Research on dopamine and Parkinson’s disease illustrates value of exposome studies
By Annah Wyss
In a Feb. 5 seminar, “Reducing Neurotoxicity by Increasing Vesicular Capacity,” hosted by the NIEHS Laboratory of Neurobiology, Gary Miller, Ph.D., (http://cfusion.sph.emory.edu/Faculty/Profile.cfm?Network_ID=GWMILLE&DEPT=EOH) professor and associate dean for research at Emory University’s Rollins School of Public Health, described his laboratory’s NIEHS-funded research on dopamine and Parkinson’s disease.
Specifically, Miller’s group is studying how the alteration of the storage of dopamine, a neurotransmitter, may contribute to Parkinson’s disease, a neurodegenerative disorder characterized by motor symptoms, such as tremors and slowed movement, and nonmotor symptoms, such as changes in cognitive abilities and mood. Disrupted storage of dopamine leads to the degeneration of dopamine neurons in the brain.
Pesticides, such as paraquat, and polychlorinated biphenyls (PCBs) have been linked to Parkinson’s. Although many of these chemicals are now banned, they persist in the environment, causing continued human exposure. Since PCBs are known to inhibit storage of dopamine, characterizing the physiological effects of inhibited transport of dopamine may have important implications for understanding Parkinson’s disease.
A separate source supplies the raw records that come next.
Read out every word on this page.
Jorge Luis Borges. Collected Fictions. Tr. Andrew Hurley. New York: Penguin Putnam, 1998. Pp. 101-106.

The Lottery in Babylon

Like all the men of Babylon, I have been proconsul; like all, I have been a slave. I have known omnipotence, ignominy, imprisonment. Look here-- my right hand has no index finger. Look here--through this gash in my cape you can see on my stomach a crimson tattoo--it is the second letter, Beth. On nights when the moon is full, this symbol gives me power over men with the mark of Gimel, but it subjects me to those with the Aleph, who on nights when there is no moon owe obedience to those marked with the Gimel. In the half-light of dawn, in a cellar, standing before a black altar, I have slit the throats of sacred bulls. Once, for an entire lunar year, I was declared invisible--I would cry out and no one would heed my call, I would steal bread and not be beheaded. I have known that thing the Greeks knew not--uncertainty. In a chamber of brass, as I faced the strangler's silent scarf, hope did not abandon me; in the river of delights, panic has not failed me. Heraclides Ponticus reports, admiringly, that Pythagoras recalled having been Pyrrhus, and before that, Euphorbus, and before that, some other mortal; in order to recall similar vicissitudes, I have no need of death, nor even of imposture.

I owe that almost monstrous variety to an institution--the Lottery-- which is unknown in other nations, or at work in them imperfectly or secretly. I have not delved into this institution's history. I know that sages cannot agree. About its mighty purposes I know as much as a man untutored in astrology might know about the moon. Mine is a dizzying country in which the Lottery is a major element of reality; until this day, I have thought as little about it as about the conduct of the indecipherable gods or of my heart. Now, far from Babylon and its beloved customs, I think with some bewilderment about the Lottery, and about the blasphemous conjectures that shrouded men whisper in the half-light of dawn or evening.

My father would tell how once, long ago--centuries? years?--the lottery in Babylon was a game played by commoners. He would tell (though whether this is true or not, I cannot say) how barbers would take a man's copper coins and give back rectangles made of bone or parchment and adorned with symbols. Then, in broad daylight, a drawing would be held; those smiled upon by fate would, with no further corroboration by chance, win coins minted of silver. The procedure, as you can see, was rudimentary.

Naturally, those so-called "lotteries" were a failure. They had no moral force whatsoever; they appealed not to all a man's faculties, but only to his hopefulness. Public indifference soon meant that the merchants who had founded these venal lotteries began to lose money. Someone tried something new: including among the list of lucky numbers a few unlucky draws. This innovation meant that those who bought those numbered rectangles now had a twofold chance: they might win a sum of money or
Regulation of dopamine linked with proteins VMAT2 and SV2C
Miller highlighted his lab’s research on vesicular monoamine transporter 2 (VMAT2), a protein that helps regulate dopamine. Among mice with 90 percent reduced VMAT2 levels, Miller’s group observed low levels of stored dopamine in vesicles. These mice were further characterized by overexpression of alpha-synuclein, a protein previously associated with Parkinson’s disease, and exhibited symptoms similar to Parkinson’s disease.
On the other end of the spectrum, mice with overexpressed VMAT2 appeared to be slightly more active and had vesicles that stored and released higher levels of dopamine, compared to wild-type mice.
Miller also described his research on synaptic vesicle glycoprotein 2C (SV2C), and the impact of the genetic deletion of SV2C. In discussing the motivation to study SV2C, Miller referenced other research on Parkinson’s disease.
“Our interest in SV2C came from a genome-wide association study (GWAS) that integrated an environmental factor. Otherwise we wouldn’t be looking at it,” he explained.
Studying the exposome to advance public health
Miller also promotes the integration of environmental and genetic research as director of Emory University’s Health and Exposome Research Center: Understanding Lifetime Exposures (HERCULES), (http://emoryhercules.com/) an NIEHS Environmental Health Sciences Core Center. The center concentrates on studying the exposome, which Miller defines as the cumulative effect of environmental exposures on health over a lifetime.
“It is not just the exposures — it is how we respond to them,” Miller reminded the audience. He said he hopes that efforts to understand the exposome will provide a set of tools to complement genomics analysis and provide a more comprehensive assessment of health outcomes, including the cause of Parkinson’s disease.
(Annah Wyss, Ph.D., is an Intramural Research Training Award (IRTA) postdoctoral fellow with the Genetics, Environment, and Respiratory Disease Group.)